"Dapat! "Seruku ketika berhasil mengambil ekspresi wajah yang tidak biasanya ia tampilkan.
Pelan-pelan aku terkekeh memperhatikan bagaimana wajahnya yang manis itu ada di dalam kamera ku ini. Tidak hanya sekali, aku hendak mengambil gambar itu untuk kedua kalinya. Melihat dari ekspresi wajah yang kedua, lelaki yang masih mengenakan seragam sekolahannya itu mendadak menunduk.
"Arif! Aku kan mau foto kamu, jangan nunduk gitu dong."Seruku dengan sedikit kecewa.
Bukannya menoleh kearahku, lelaki itu malah datang dan merebut kamera ini dengan memaksa.
"Kamu harus latihan biar nggak takut sama orang. Apalagi minggu depan udah ujian praktek presentasi. Kamu nggak mau kan nilai ujian praktek jadi jelek karena kebiasaan kamu?"
Lagi-lagi Arif mengeluh karena sikap pendiamku ini. Jika dipikirkan, aku memang benar-benar pendiam. Kebiasaanku adalah menunduk sembari memainkan kuku-kuku jempol. Kadang aku sering membuat kulit ari nya menjadi terlepas hingga berdarah. Dan satu-satunya yang tidak suka dengan kebiasan burukku ini adalah Arif.

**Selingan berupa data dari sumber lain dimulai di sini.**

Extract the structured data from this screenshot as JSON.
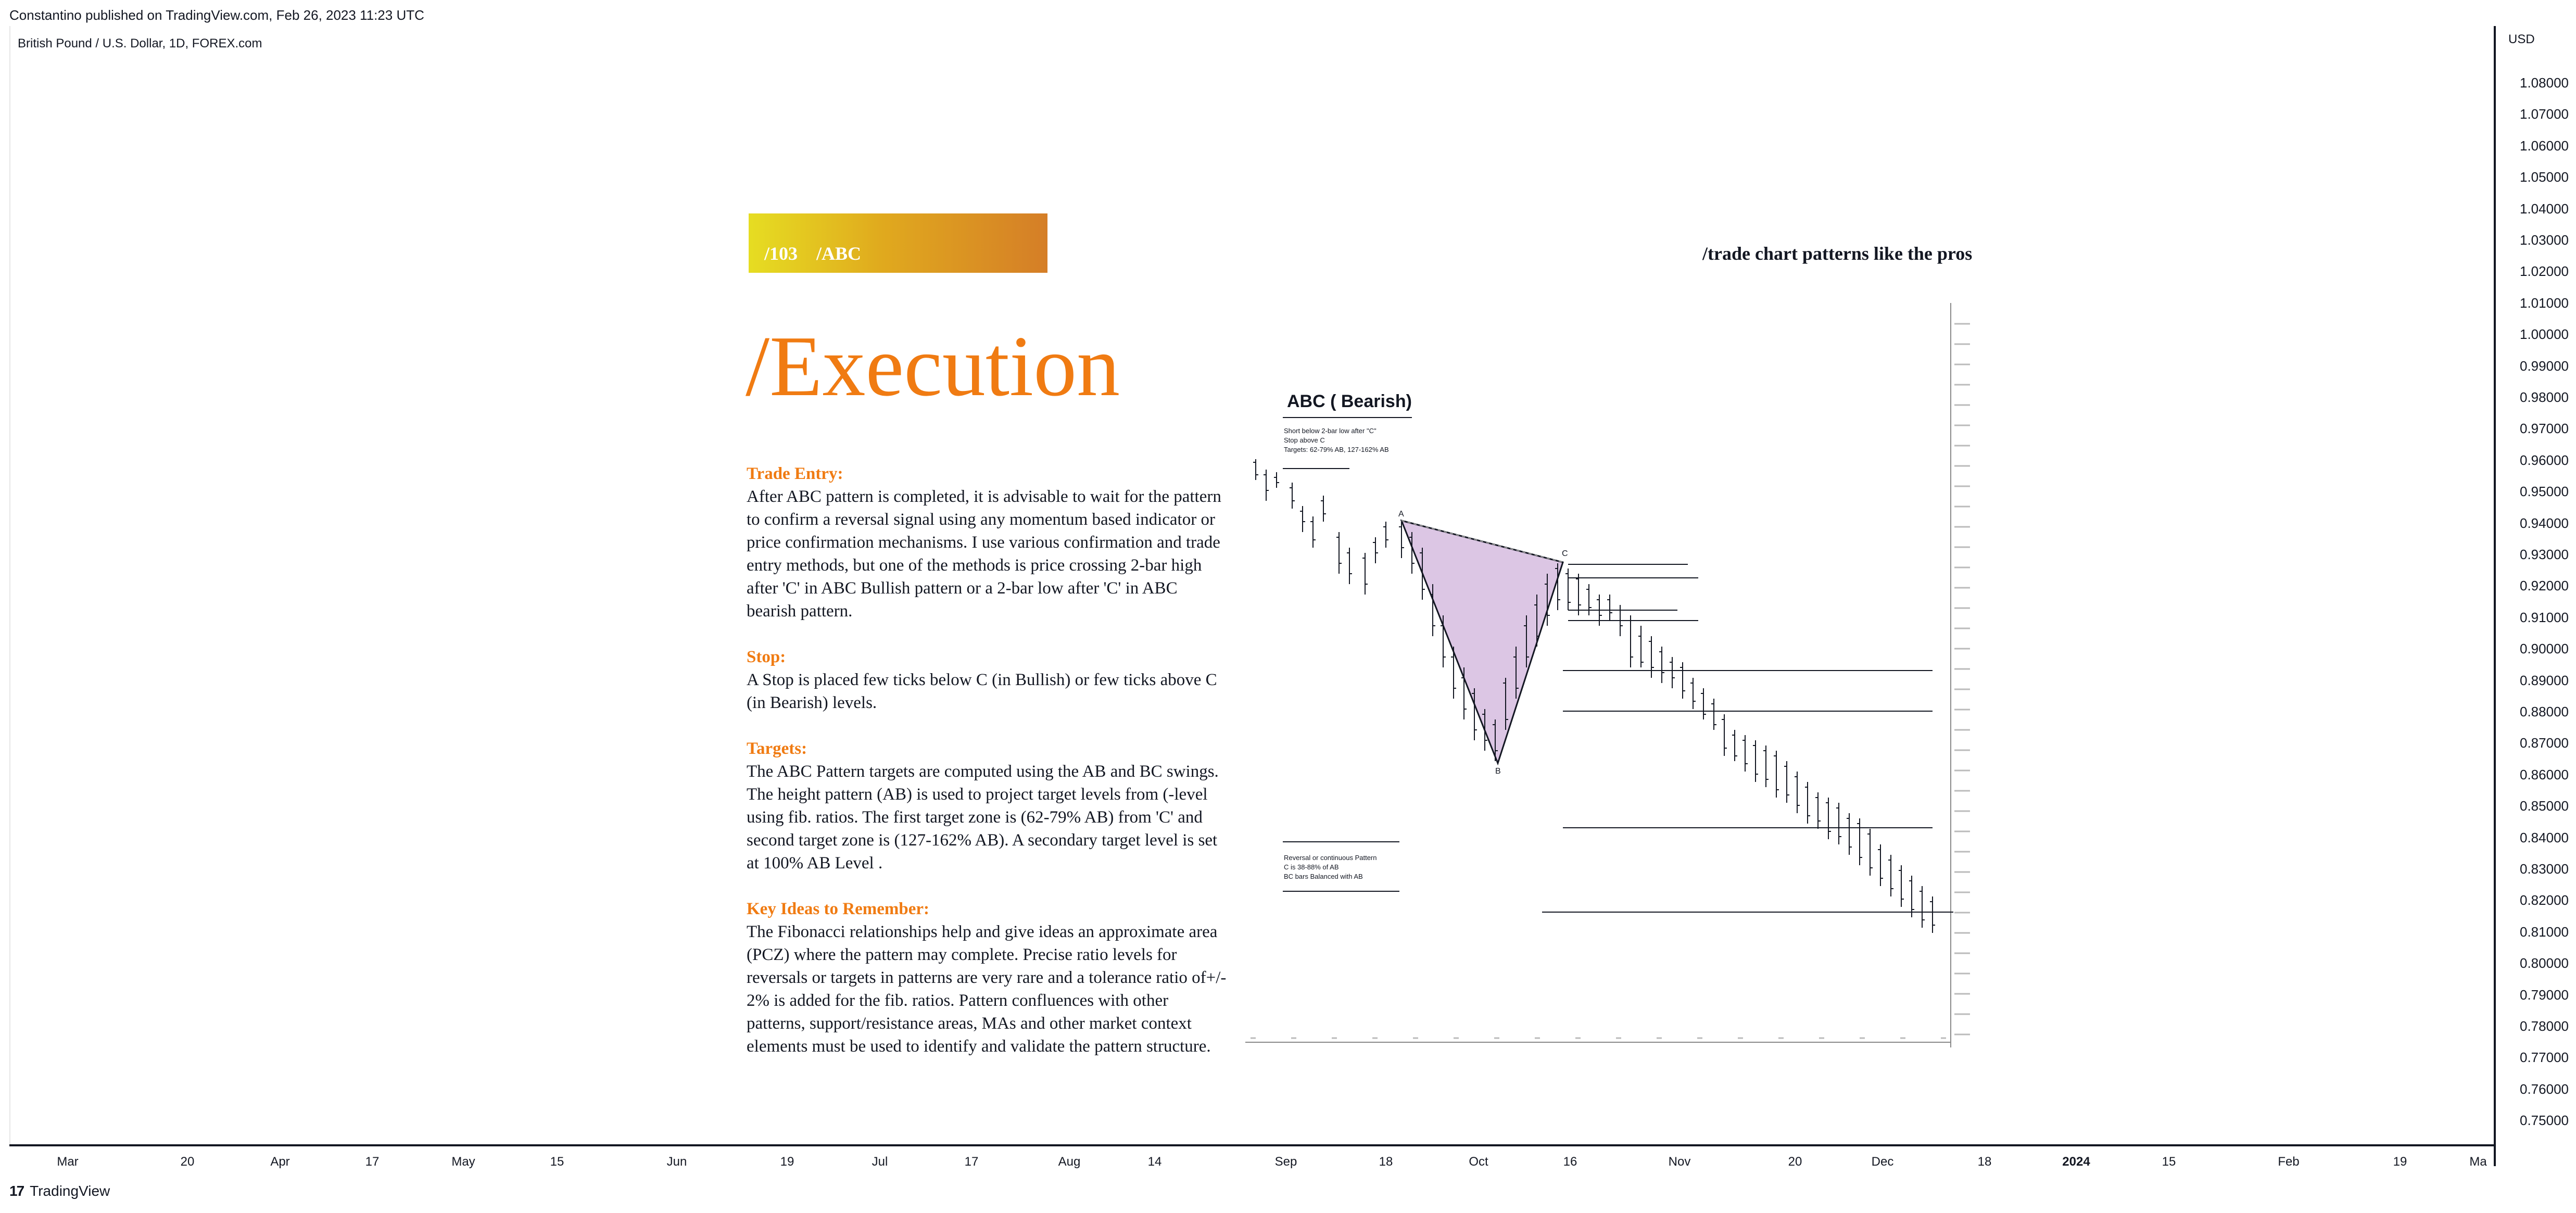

Arif sebenarnya tipe cowok yang apa adanya dan kadang sedikit perhatian. Tapi kalau sudah membahas kegiatan pribadinya, dia selalu memancarkan aura berbeda. Arif aktif di dalam kegiatan ekskulnya. Berbeda denganku yang bahkan tidak mengikuti itu sama sekali. Itung-itung ada juga sih ekskul, tapi itu pramuka. Itu bukan ekskul tapi emang kewajiban yang kadang bikin mager.
Dia kadang menjadi dingin ketika aku sudah tidak mau mendengarkannya. Lalu dia akan berubah menjadi yang paling hangat ketika ingin membuat ku menjadi berbeda.

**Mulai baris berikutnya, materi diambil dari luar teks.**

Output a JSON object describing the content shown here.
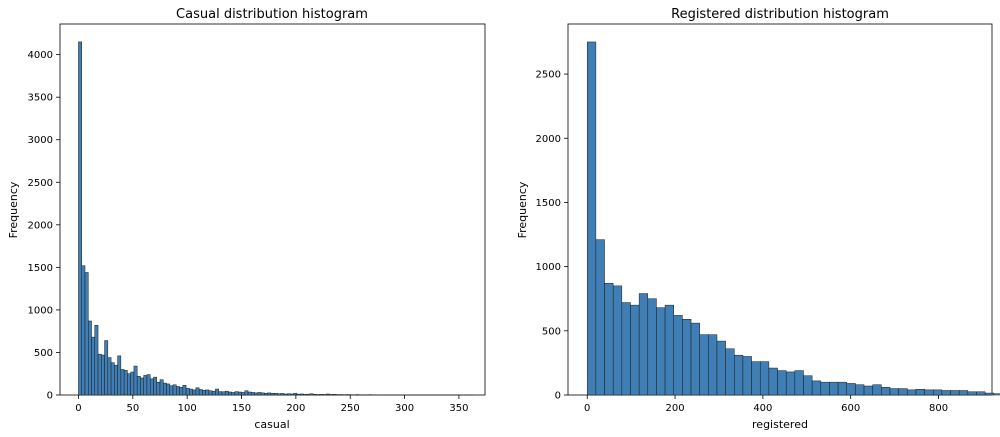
{
  "colors": {
    "bar_fill": "#3f7fb5",
    "bar_edge": "#1b1b1b",
    "axis": "#000000",
    "background": "#ffffff"
  },
  "chart_data": [
    {
      "type": "bar",
      "title": "Casual distribution histogram",
      "xlabel": "casual",
      "ylabel": "Frequency",
      "xlim": [
        -17,
        374
      ],
      "ylim": [
        0,
        4360
      ],
      "xticks": [
        0,
        50,
        100,
        150,
        200,
        250,
        300,
        350
      ],
      "yticks": [
        0,
        500,
        1000,
        1500,
        2000,
        2500,
        3000,
        3500,
        4000
      ],
      "bin_width": 3.0,
      "bin_start": 0,
      "grid": false,
      "values": [
        4150,
        1520,
        1440,
        870,
        680,
        820,
        480,
        470,
        640,
        440,
        380,
        350,
        460,
        300,
        290,
        250,
        270,
        340,
        220,
        200,
        230,
        240,
        190,
        210,
        150,
        180,
        140,
        130,
        110,
        120,
        100,
        90,
        115,
        80,
        70,
        60,
        85,
        65,
        55,
        60,
        50,
        45,
        70,
        40,
        38,
        45,
        35,
        30,
        40,
        35,
        30,
        50,
        35,
        30,
        25,
        30,
        25,
        20,
        25,
        20,
        20,
        15,
        18,
        12,
        15,
        12,
        20,
        10,
        12,
        8,
        10,
        15,
        8,
        6,
        8,
        6,
        12,
        6,
        8,
        5,
        5,
        4,
        5,
        4,
        3,
        5,
        3,
        2,
        3,
        4,
        2,
        3,
        2,
        1,
        2,
        1,
        2,
        1,
        1,
        1,
        1,
        1,
        1,
        1,
        1,
        1,
        1,
        1,
        1,
        1,
        1,
        1,
        1,
        1,
        1,
        1,
        1,
        1,
        1,
        1,
        1
      ]
    },
    {
      "type": "bar",
      "title": "Registered distribution histogram",
      "xlabel": "registered",
      "ylabel": "Frequency",
      "xlim": [
        -43.8,
        921.8
      ],
      "ylim": [
        0,
        2890
      ],
      "xticks": [
        0,
        200,
        400,
        600,
        800
      ],
      "yticks": [
        0,
        500,
        1000,
        1500,
        2000,
        2500
      ],
      "bin_width": 19.7,
      "bin_start": 0,
      "grid": false,
      "values": [
        2750,
        1210,
        870,
        850,
        720,
        700,
        790,
        750,
        680,
        700,
        620,
        590,
        560,
        470,
        470,
        420,
        360,
        310,
        300,
        260,
        260,
        210,
        190,
        180,
        190,
        150,
        110,
        100,
        100,
        100,
        90,
        80,
        70,
        80,
        60,
        50,
        50,
        40,
        45,
        40,
        40,
        35,
        35,
        35,
        25,
        25,
        15,
        10,
        8,
        6,
        4,
        2
      ]
    }
  ]
}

Tujuan utama Arif adalah membuatku menjadi berani dengan siapapun.
"Ayolah, jangan main-main. Masa beraninya cuman sama yang dikenal doang. Sekali-kali bercanda dong sama orang lain."Ungkapnya lagi yang membuatku merasa tersindir secara halus.
Aku menghela napas pelan. "Susah, Rif. Jadi berani itu nggak gampang."
"Sugesti kamu yang bikin itu jadi ancaman. Sebenarnya kamu itu orangnya asik. Tapi sama orang tertentu doang."
Bisa aku rasakan kalau lelaki itu berusaha untuk membuatku menjadi berbeda. Lelaki itu tidak pernah lelah untuk terus mencoba agar usaha nya berhasil.
"Untung ada cowok baik hati yang mau ngertiin kamu melebihi apapun. Eriska, ayolah berubah jadi seseorang yang terbuka. Dibiasain untuk berbicara sebanyak mungkin dengan orang."
Aku menggeleng pelan. Tidak hanya kali ini lelaki itu membahas tentang kebiasaanku. "Nggak gampang, Rif. Susah! "
""Kamu belum mencobanya."pungkas nya dengan cepat.
"Udah, Rif. Aku udah coba beberapa kali atau bahkan setelah kamu membahas tentang ini. Keesokan harinya aku selalu mempraktekkan segala yang kamu katakan, tapi akhirnya tetap sama. Aku nggak bisa."
Arif mengambil sebotol air mineral untuk ia minum. Raut wajahnya kini berubah menjadi serius. "Sugesti kamu doang, Eriska."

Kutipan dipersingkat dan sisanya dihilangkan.